There is Level I and II evidence (one randomized trial, one case-control study, one prospective cohort study) that antibiotic-impregnated bioabsorbable calcium sulfate has the potential to reduce the number of procedures and surgical morbidity associated with the surgical treatment of chronic osteomyelitis and infected nonunion while maintaining a high rate of infection eradication. Calcium sulfate remains an inexpensive, safe, reliable bone void filler that can also serve as an absorbable delivery vehicle for antibiotics or other compounds.
In addition to antibiotic delivery, these materials have also been used recently for the management of dead space. This is a fundamental aspect of surgery. Residual dead space after surgery can fill with hematoma and provide an environment for bacterial growth, increasing the incidence of postoperative infection. Materials for managing dead space have historically included polymethylmethacrylate (PMMA), which is nonresorbing and usually requires removal in a second surgical procedure. The use of CS offers the advantage of being fully absorbed and does not require subsequent surgical removal. As calcium phosphate has historically been used as a bone void filler, there are some concerns for the risk of heterotopic ossification (HO) when implanted adjacent to soft tissue, and thus it may not be an ideal material for dead space management.

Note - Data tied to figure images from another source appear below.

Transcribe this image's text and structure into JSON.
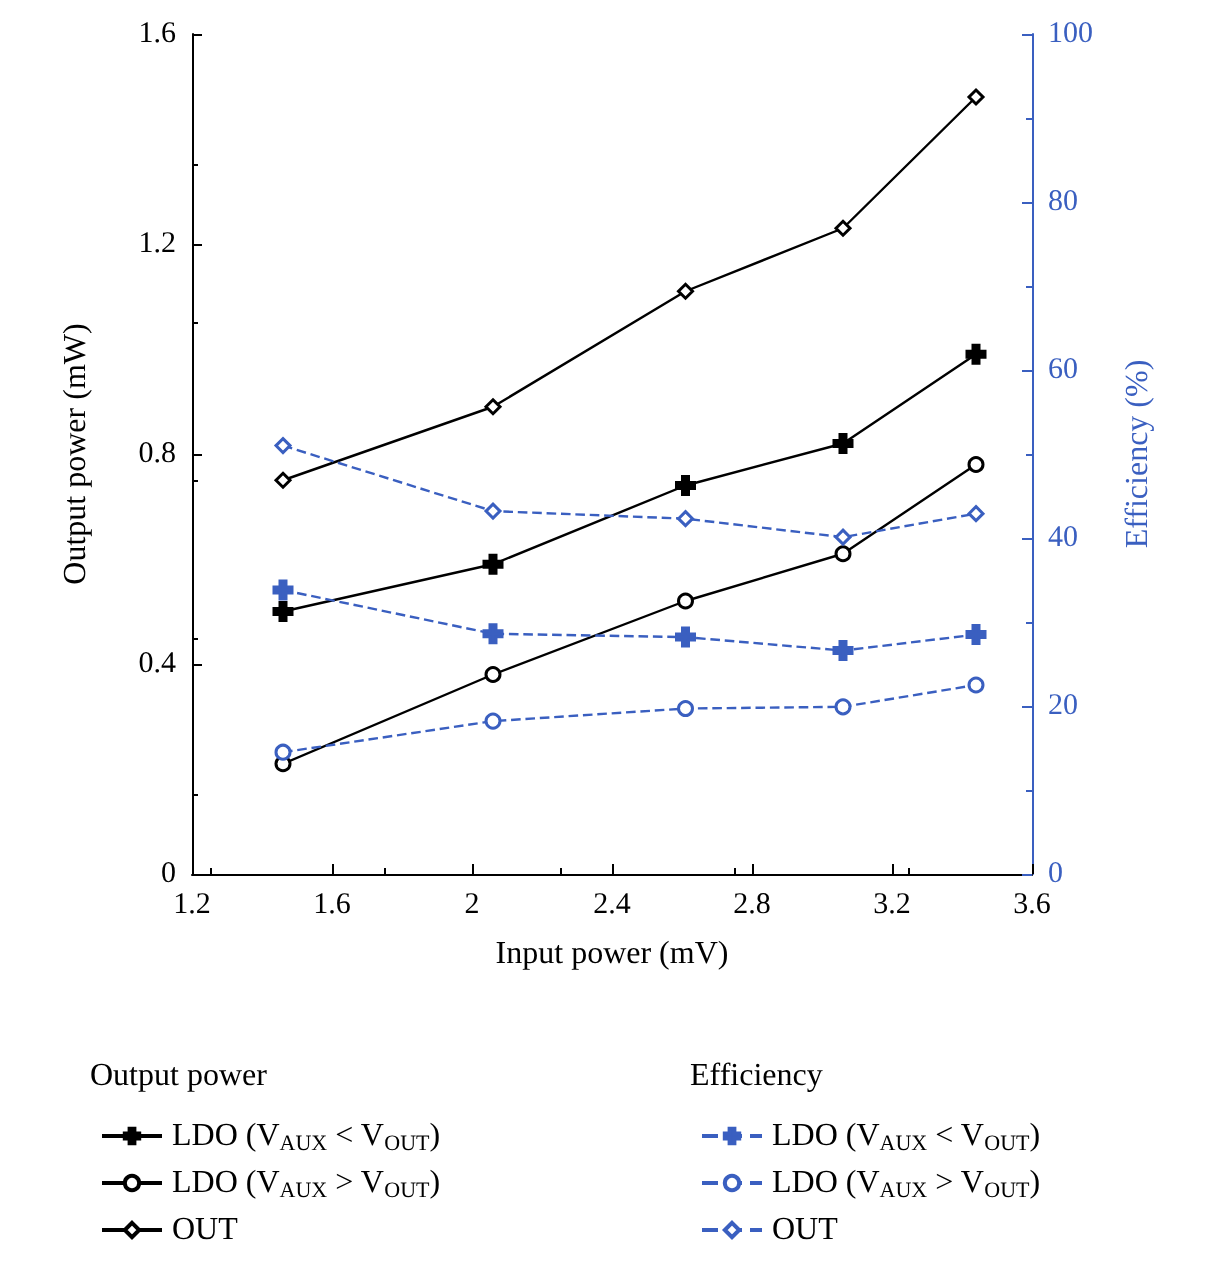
{
  "chart_data": {
    "type": "line",
    "xlabel": "Input power (mV)",
    "ylabel": "Output power (mW)",
    "y2label": "Efficiency (%)",
    "x": [
      1.46,
      2.06,
      2.61,
      3.06,
      3.44
    ],
    "xlim": [
      1.2,
      3.6
    ],
    "xticks": [
      1.2,
      1.6,
      2.0,
      2.4,
      2.8,
      3.2,
      3.6
    ],
    "ylim": [
      0,
      1.6
    ],
    "yticks": [
      0,
      0.4,
      0.8,
      1.2,
      1.6
    ],
    "y2lim": [
      0,
      100
    ],
    "y2ticks": [
      0,
      20,
      40,
      60,
      80,
      100
    ],
    "legend": "bottom",
    "grid": false,
    "annotations": [
      "Output power",
      "Efficiency"
    ],
    "series": [
      {
        "name": "LDO (V$_{AUX}$ < V$_{OUT}$)",
        "color": "#000000",
        "marker": "cross",
        "line_style": "solid",
        "values": [
          0.5,
          0.59,
          0.74,
          0.82,
          0.99
        ]
      },
      {
        "name": "LDO (V$_{AUX}$ > V$_{OUT}$)",
        "color": "#000000",
        "marker": "circle",
        "line_style": "solid",
        "values": [
          0.21,
          0.38,
          0.52,
          0.61,
          0.78
        ]
      },
      {
        "name": "OUT",
        "color": "#000000",
        "marker": "diamond",
        "line_style": "solid",
        "values": [
          0.75,
          0.89,
          1.11,
          1.23,
          1.48
        ]
      },
      {
        "name": "LDO (V$_{AUX}$ < V$_{OUT}$)",
        "color": "#3a5fc0",
        "marker": "cross",
        "line_style": "dashed",
        "axis": "y2",
        "values": [
          33.8,
          28.6,
          28.2,
          26.6,
          28.5
        ]
      },
      {
        "name": "LDO (V$_{AUX}$ > V$_{OUT}$)",
        "color": "#3a5fc0",
        "marker": "circle",
        "line_style": "dashed",
        "axis": "y2",
        "values": [
          14.5,
          18.2,
          19.7,
          19.9,
          22.5
        ]
      },
      {
        "name": "OUT",
        "color": "#3a5fc0",
        "marker": "diamond",
        "line_style": "dashed",
        "axis": "y2",
        "values": [
          51.0,
          43.2,
          42.3,
          40.1,
          42.9
        ]
      }
    ]
  }
}
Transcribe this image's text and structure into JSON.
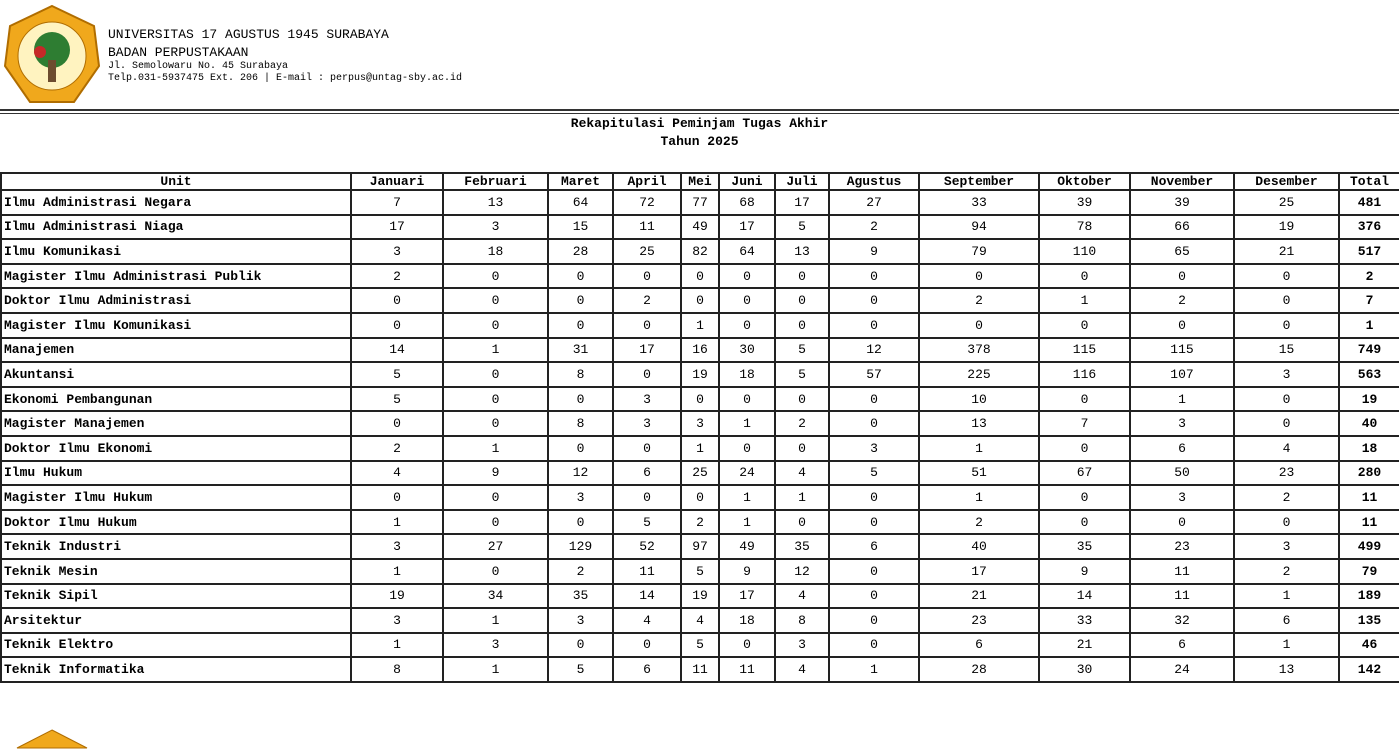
{
  "header": {
    "title": "UNIVERSITAS 17 AGUSTUS 1945 SURABAYA",
    "subtitle": "BADAN PERPUSTAKAAN",
    "address": "Jl. Semolowaru No. 45 Surabaya",
    "contact": "Telp.031-5937475 Ext. 206 | E-mail : perpus@untag-sby.ac.id"
  },
  "report": {
    "title": "Rekapitulasi Peminjam Tugas Akhir",
    "subtitle": "Tahun 2025"
  },
  "table": {
    "columns": [
      "Unit",
      "Januari",
      "Februari",
      "Maret",
      "April",
      "Mei",
      "Juni",
      "Juli",
      "Agustus",
      "September",
      "Oktober",
      "November",
      "Desember",
      "Total"
    ],
    "rows": [
      [
        "Ilmu Administrasi Negara",
        7,
        13,
        64,
        72,
        77,
        68,
        17,
        27,
        33,
        39,
        39,
        25,
        481
      ],
      [
        "Ilmu Administrasi Niaga",
        17,
        3,
        15,
        11,
        49,
        17,
        5,
        2,
        94,
        78,
        66,
        19,
        376
      ],
      [
        "Ilmu Komunikasi",
        3,
        18,
        28,
        25,
        82,
        64,
        13,
        9,
        79,
        110,
        65,
        21,
        517
      ],
      [
        "Magister Ilmu Administrasi Publik",
        2,
        0,
        0,
        0,
        0,
        0,
        0,
        0,
        0,
        0,
        0,
        0,
        2
      ],
      [
        "Doktor Ilmu Administrasi",
        0,
        0,
        0,
        2,
        0,
        0,
        0,
        0,
        2,
        1,
        2,
        0,
        7
      ],
      [
        "Magister Ilmu Komunikasi",
        0,
        0,
        0,
        0,
        1,
        0,
        0,
        0,
        0,
        0,
        0,
        0,
        1
      ],
      [
        "Manajemen",
        14,
        1,
        31,
        17,
        16,
        30,
        5,
        12,
        378,
        115,
        115,
        15,
        749
      ],
      [
        "Akuntansi",
        5,
        0,
        8,
        0,
        19,
        18,
        5,
        57,
        225,
        116,
        107,
        3,
        563
      ],
      [
        "Ekonomi Pembangunan",
        5,
        0,
        0,
        3,
        0,
        0,
        0,
        0,
        10,
        0,
        1,
        0,
        19
      ],
      [
        "Magister Manajemen",
        0,
        0,
        8,
        3,
        3,
        1,
        2,
        0,
        13,
        7,
        3,
        0,
        40
      ],
      [
        "Doktor Ilmu Ekonomi",
        2,
        1,
        0,
        0,
        1,
        0,
        0,
        3,
        1,
        0,
        6,
        4,
        18
      ],
      [
        "Ilmu Hukum",
        4,
        9,
        12,
        6,
        25,
        24,
        4,
        5,
        51,
        67,
        50,
        23,
        280
      ],
      [
        "Magister Ilmu Hukum",
        0,
        0,
        3,
        0,
        0,
        1,
        1,
        0,
        1,
        0,
        3,
        2,
        11
      ],
      [
        "Doktor Ilmu Hukum",
        1,
        0,
        0,
        5,
        2,
        1,
        0,
        0,
        2,
        0,
        0,
        0,
        11
      ],
      [
        "Teknik Industri",
        3,
        27,
        129,
        52,
        97,
        49,
        35,
        6,
        40,
        35,
        23,
        3,
        499
      ],
      [
        "Teknik Mesin",
        1,
        0,
        2,
        11,
        5,
        9,
        12,
        0,
        17,
        9,
        11,
        2,
        79
      ],
      [
        "Teknik Sipil",
        19,
        34,
        35,
        14,
        19,
        17,
        4,
        0,
        21,
        14,
        11,
        1,
        189
      ],
      [
        "Arsitektur",
        3,
        1,
        3,
        4,
        4,
        18,
        8,
        0,
        23,
        33,
        32,
        6,
        135
      ],
      [
        "Teknik Elektro",
        1,
        3,
        0,
        0,
        5,
        0,
        3,
        0,
        6,
        21,
        6,
        1,
        46
      ],
      [
        "Teknik Informatika",
        8,
        1,
        5,
        6,
        11,
        11,
        4,
        1,
        28,
        30,
        24,
        13,
        142
      ]
    ]
  }
}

A recent study assessed the osteoinductive potential of CS and identified and characterized residual material present in muscle tissue using histology, energy-dispersive radiograph spectroscopy analysis, and scanning electron microscopy. CS beads with and without antibiotic were implanted in intramuscular sites in both athymic rats and New Zealand white rabbits. At 28 days after implantation no signs of osteoinduction or HO were observed. At 3 weeks after implantation near-complete bead absorption was confirmed and thus this material appears to be an excellent alternative to bone cement and may help avoid additional surgery for removal ( Fig. 5.3 ).